Gel-polish will give you the least amount of trouble, which is one reason techs suggest clients opt for gel-polish over traditional polish. A few reminders for best results: Roll the bottle between your hands before each use and apply only a thin coat. Heat is released during the setting process under the light, so be aware of the temperature of your clients’ hands. If her internal temperature is already elevated, she may experience discomfort under the light as the product cures.
Working in the Elements
Techs who have been in the business for a while will remember the days when crystallization was a concern. Today, acrylic formulas aren’t as sensitive to cold; nonetheless, cold temperatures do change the way the product handles, so techs have developed clever ways to keep clients’ hands warm so product isn’t applied to a cold surface. In Fargo, N.D., which appears on the Top 10 list of cold cities, clients can come in from freezing temperatures with uncomfortably cold hands — even if they wear gloves. Karissa Olstad, manager of The Nail Bar Downtown in Fargo, says the salon offers clients warm neck wraps and blankets to keep them warm.
Changes must be made for natural nails as well. “Nails in general are more brittle in the winter, which can increase breakage,” says Olstad. “Our answer is cuticle oil, cuticle oil, cuticle oil.” During pedicures, says Olstad, techs need to keep the water at a low temperature and then add warmer water gradually once the feet are soaking. Though it might seem odd to put cold feet in water that is only lukewarm, the truth is when the water is too warm on cold toes, it creates an unpleasant burning sensation.
In addition to bitter cold, Fargo experiences extreme heat in the summer. Climate control keeps product problems in check, but clammy hands can be an issue. “We wrap hands and feet in warm towels,” says Olstad. “You’d be surprised at how quickly that removes the clammy feeling.”
“I see the biggest factor of temperature change being less about product application and more about the wear and tear of the elements between appointments,” says seasoned nail tech Ana Braun, owner of Ana Braun at Embody Wellness and Fitness Studio in Sarasota, Fla.

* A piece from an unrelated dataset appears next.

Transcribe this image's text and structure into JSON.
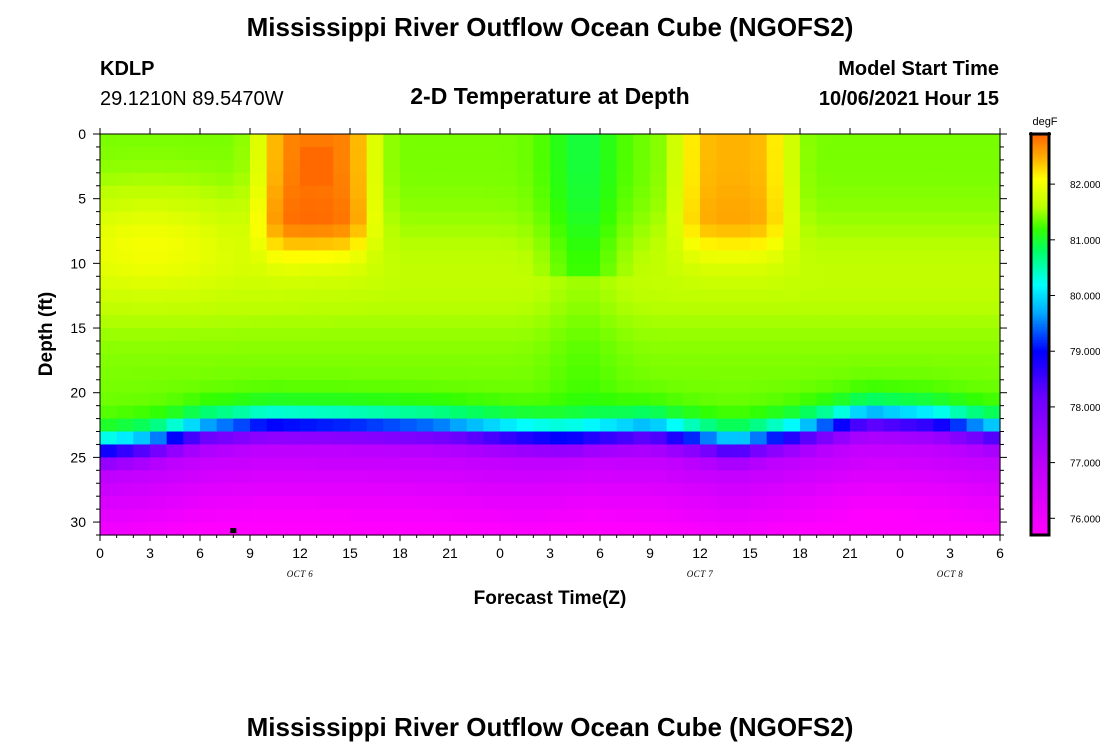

Braun says when she did nails for 12 years in Rhode Island, clients had dry cuticles and brittle nails because of the cold weather, but their feet were usually in good condition because they were always covered. Now, a resident of Sarasota, Fla., where August temperatures hover in the 90s with 90% humidity, Braun says clients have healthy cuticles because of the warm, moist air, but their heels are cracked because everyone is in open shoes. Pedicures don’t last as long with pool and beach activities. “Up north, I would give clients cuticle treatments to apply every night; here I ask my clients to exfoliate their heels with a pumice stone and apply lotion,” says Braun.

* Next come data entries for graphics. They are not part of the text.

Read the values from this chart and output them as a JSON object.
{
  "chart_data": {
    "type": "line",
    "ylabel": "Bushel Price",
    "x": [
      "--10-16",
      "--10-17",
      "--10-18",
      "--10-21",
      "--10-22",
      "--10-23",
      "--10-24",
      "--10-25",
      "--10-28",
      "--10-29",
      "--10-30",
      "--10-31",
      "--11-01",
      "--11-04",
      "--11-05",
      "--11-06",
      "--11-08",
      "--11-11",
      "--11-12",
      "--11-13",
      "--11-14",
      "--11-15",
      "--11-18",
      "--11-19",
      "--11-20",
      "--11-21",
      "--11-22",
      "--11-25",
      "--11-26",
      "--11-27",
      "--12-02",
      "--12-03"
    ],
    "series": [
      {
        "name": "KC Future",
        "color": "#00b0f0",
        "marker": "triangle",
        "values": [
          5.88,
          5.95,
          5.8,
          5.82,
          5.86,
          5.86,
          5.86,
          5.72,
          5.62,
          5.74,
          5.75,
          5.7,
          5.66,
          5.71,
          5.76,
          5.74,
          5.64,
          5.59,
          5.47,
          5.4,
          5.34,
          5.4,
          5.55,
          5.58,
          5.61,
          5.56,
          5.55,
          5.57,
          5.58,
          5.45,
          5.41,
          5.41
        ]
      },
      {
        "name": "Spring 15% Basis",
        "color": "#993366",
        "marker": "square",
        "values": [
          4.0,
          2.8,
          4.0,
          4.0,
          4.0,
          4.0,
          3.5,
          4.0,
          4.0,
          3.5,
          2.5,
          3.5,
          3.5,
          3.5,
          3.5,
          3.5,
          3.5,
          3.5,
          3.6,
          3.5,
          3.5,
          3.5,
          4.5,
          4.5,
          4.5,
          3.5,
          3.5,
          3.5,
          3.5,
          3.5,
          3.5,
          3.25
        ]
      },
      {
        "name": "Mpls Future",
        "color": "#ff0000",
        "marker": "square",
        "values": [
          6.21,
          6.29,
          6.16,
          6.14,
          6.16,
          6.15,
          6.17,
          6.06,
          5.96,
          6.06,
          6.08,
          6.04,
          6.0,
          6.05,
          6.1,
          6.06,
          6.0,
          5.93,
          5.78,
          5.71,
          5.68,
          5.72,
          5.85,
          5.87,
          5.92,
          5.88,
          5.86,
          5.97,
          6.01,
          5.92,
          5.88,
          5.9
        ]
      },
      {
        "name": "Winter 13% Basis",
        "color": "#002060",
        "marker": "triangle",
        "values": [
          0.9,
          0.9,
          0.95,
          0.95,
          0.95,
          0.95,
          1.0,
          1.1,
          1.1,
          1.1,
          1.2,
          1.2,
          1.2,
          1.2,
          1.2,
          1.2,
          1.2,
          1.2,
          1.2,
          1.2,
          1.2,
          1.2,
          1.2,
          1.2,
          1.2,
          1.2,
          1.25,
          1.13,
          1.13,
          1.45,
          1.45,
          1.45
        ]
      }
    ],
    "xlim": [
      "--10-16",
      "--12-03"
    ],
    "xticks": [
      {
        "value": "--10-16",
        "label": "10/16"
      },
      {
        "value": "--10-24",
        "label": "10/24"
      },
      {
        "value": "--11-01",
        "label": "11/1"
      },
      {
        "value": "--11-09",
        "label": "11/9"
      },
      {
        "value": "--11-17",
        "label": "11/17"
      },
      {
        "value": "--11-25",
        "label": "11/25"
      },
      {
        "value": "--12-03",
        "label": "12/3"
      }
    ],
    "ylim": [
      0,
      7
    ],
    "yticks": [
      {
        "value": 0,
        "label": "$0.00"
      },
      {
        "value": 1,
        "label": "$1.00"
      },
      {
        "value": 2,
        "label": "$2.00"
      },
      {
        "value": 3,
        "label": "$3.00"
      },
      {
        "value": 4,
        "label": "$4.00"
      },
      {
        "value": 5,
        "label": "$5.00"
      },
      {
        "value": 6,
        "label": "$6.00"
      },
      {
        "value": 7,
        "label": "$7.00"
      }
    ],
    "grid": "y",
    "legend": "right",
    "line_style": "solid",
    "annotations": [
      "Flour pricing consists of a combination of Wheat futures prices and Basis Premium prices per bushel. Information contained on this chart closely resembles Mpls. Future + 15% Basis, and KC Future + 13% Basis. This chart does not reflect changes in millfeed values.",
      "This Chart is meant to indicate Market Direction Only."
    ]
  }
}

Amanda Lenher is a Nubar educator and nail tech at Posare Salon in Las Vegas. Temperatures in her town can often break 100°, sweltering by anyone’s standards. She says most of the time the temperature is controlled by air conditioning, but still, there are ways she needs to compensate for the heat. “Clients come in and their hands are cold because they have been in air conditioning all day, plus they have an iced coffee in their hands,” explains Lenher. “I rest my clients’ hands on warming mats during nail services to raise the temperatures in their fingers.”